Hovensa announced early Wednesday morning that it will immediately commence shutdown of its refinery on St. Croix, U.S. Virgin Islands. Following the shutdown, the complex will operate as an oil storage terminal.
Losses at the refinery have totaled $1.3 billion in the past three years alone and were projected to continue, according to a statement from the refinery. These losses have been caused primarily by weakness in demand for refined petroleum products due to the global economic slowdown and the addition of new refining capacity in emerging markets. In the past three years, these factors have caused the closure of approximately 18 refineries in the United States and Europe with capacity totaling more than 2 million barrels of oil per day. In addition, the low price of natural gas in the United States has put Hovensa, an oil-fueled refinery, at a competitive disadvantage.

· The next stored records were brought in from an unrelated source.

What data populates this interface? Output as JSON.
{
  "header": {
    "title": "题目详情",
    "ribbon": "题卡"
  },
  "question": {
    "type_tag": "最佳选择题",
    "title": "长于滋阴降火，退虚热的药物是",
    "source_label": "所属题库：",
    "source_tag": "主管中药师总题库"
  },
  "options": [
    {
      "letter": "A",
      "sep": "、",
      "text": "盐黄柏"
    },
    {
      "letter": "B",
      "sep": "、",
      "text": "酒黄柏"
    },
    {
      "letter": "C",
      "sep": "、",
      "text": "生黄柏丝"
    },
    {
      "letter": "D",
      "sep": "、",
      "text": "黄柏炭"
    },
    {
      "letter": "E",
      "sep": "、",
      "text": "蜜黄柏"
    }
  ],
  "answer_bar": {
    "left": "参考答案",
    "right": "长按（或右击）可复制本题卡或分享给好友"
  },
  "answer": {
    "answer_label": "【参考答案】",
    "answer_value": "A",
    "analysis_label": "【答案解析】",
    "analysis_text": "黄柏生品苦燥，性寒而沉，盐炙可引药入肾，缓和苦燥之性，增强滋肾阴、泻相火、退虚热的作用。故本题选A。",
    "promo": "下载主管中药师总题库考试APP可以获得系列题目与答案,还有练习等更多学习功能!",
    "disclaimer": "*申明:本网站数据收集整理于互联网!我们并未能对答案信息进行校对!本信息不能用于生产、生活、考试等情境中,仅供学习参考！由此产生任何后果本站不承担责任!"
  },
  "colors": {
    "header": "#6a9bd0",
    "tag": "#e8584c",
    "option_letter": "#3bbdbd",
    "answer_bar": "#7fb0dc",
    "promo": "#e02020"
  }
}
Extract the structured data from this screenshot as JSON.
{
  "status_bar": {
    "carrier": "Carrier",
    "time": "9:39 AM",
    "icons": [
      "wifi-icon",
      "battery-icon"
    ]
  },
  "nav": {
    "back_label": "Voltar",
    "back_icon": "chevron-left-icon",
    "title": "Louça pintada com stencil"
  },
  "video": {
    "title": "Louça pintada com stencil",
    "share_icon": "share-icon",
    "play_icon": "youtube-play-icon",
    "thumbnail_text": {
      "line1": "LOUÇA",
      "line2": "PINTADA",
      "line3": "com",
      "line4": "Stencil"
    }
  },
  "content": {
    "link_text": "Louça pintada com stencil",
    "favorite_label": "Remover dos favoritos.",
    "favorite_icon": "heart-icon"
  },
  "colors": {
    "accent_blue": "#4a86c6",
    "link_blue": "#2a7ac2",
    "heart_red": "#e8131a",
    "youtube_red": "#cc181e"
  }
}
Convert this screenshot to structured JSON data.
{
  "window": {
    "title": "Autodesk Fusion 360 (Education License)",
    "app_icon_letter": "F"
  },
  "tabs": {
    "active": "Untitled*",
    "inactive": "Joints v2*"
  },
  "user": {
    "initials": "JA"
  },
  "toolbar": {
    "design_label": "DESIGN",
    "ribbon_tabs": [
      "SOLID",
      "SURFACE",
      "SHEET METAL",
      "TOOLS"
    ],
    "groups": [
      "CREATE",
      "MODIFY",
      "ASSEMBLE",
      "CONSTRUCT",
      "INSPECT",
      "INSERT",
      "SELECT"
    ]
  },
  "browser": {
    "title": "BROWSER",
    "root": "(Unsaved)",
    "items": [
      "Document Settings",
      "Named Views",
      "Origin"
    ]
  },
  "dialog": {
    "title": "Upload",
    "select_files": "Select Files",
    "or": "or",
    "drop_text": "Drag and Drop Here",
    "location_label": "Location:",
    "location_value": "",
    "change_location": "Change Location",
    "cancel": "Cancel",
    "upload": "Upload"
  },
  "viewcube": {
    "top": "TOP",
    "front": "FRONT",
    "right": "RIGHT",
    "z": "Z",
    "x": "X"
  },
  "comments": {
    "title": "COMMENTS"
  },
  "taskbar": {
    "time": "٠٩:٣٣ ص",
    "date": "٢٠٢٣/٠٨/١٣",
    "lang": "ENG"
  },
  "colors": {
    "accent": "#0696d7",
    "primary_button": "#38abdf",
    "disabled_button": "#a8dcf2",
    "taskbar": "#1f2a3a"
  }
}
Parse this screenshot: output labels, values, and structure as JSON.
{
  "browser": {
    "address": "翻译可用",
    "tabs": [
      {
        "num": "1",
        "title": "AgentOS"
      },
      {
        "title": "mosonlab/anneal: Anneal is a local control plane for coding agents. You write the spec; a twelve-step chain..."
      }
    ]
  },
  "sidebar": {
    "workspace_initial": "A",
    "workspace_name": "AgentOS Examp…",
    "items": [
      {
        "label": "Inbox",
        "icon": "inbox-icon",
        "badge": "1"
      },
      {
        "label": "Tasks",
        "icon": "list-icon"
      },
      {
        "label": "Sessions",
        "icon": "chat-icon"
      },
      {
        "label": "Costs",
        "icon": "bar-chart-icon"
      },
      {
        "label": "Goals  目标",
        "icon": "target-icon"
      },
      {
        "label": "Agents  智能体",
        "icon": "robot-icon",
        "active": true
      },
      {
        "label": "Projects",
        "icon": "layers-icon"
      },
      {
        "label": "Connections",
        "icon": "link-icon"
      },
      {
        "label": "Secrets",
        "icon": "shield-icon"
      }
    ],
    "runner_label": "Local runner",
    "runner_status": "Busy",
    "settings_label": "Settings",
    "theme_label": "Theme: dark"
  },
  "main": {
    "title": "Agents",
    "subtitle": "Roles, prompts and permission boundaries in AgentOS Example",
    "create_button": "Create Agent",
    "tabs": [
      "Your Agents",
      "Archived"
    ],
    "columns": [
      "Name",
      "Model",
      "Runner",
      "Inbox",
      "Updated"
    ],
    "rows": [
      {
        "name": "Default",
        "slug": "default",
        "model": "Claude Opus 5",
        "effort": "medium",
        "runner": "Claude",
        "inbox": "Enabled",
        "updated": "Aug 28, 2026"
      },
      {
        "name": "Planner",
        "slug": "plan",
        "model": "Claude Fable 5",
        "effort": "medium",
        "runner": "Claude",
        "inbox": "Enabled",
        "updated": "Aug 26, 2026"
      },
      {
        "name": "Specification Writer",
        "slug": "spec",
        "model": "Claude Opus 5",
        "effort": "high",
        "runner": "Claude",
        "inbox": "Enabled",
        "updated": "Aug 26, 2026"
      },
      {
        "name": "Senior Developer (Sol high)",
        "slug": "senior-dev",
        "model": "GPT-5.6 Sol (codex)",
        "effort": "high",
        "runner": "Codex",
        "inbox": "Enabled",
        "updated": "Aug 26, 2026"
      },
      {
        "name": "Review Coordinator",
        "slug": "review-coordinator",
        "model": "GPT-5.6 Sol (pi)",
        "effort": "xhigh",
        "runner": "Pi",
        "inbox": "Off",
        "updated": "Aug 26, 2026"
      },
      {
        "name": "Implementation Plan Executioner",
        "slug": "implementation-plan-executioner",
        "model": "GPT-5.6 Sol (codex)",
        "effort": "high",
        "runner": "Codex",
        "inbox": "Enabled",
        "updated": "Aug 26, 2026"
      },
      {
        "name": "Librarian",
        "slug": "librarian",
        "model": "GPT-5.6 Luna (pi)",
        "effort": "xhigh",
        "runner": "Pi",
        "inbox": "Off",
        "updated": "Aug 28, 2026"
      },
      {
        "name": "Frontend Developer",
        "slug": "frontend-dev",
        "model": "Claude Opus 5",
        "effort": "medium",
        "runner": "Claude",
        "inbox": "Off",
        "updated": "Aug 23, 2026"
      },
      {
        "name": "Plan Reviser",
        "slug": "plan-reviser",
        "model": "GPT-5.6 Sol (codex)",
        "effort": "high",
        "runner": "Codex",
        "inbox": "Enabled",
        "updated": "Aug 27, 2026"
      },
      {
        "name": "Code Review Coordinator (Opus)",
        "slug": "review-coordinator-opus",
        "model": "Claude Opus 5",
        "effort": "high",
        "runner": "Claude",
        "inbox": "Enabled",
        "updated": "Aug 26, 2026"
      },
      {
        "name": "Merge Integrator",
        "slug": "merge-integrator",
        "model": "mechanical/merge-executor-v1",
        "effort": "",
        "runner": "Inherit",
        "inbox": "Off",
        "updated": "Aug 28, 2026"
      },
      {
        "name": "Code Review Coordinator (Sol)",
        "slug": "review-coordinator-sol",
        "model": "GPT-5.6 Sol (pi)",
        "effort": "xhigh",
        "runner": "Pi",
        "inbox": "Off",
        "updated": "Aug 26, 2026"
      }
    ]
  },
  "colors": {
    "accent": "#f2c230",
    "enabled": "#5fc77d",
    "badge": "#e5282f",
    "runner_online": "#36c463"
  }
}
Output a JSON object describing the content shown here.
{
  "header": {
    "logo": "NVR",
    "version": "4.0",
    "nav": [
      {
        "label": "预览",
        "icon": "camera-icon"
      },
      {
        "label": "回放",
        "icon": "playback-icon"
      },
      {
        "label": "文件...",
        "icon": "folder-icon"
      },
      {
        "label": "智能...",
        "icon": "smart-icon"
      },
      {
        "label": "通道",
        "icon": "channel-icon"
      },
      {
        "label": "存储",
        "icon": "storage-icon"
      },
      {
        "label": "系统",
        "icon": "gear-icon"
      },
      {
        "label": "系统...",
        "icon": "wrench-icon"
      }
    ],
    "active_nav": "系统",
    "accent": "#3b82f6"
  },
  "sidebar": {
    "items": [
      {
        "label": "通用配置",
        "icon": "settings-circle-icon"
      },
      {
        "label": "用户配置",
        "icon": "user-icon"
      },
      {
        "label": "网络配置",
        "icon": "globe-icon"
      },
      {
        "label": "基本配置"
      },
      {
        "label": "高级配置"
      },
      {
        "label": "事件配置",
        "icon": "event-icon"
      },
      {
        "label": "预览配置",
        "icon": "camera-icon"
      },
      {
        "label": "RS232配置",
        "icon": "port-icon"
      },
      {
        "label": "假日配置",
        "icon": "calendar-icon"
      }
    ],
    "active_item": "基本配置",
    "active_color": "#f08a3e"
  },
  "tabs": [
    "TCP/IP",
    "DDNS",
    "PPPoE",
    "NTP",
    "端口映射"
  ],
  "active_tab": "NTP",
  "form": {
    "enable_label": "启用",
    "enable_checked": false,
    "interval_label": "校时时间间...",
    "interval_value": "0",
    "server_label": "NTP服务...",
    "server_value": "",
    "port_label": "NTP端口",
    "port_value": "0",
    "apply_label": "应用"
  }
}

“We deeply regret the closure of the Hovensa refinery and the impact on our dedicated people,” Hovensa President Brian Lever said in the statement. “We explored all available options to avoid this outcome, but severe financial losses left us with no other choice. We will provide significantly enhanced benefits for those union and salaried employees who are impacted and will work closely with the government of the U.S. Virgin Islands to ease the transition for the rest of the community.”
After formal shutdown of the refinery, which will occur by the middle of February, most of those employed at Hovensa will continue working through a transition period. Thereafter, approximately 100 people will remain to work at the oil storage terminal.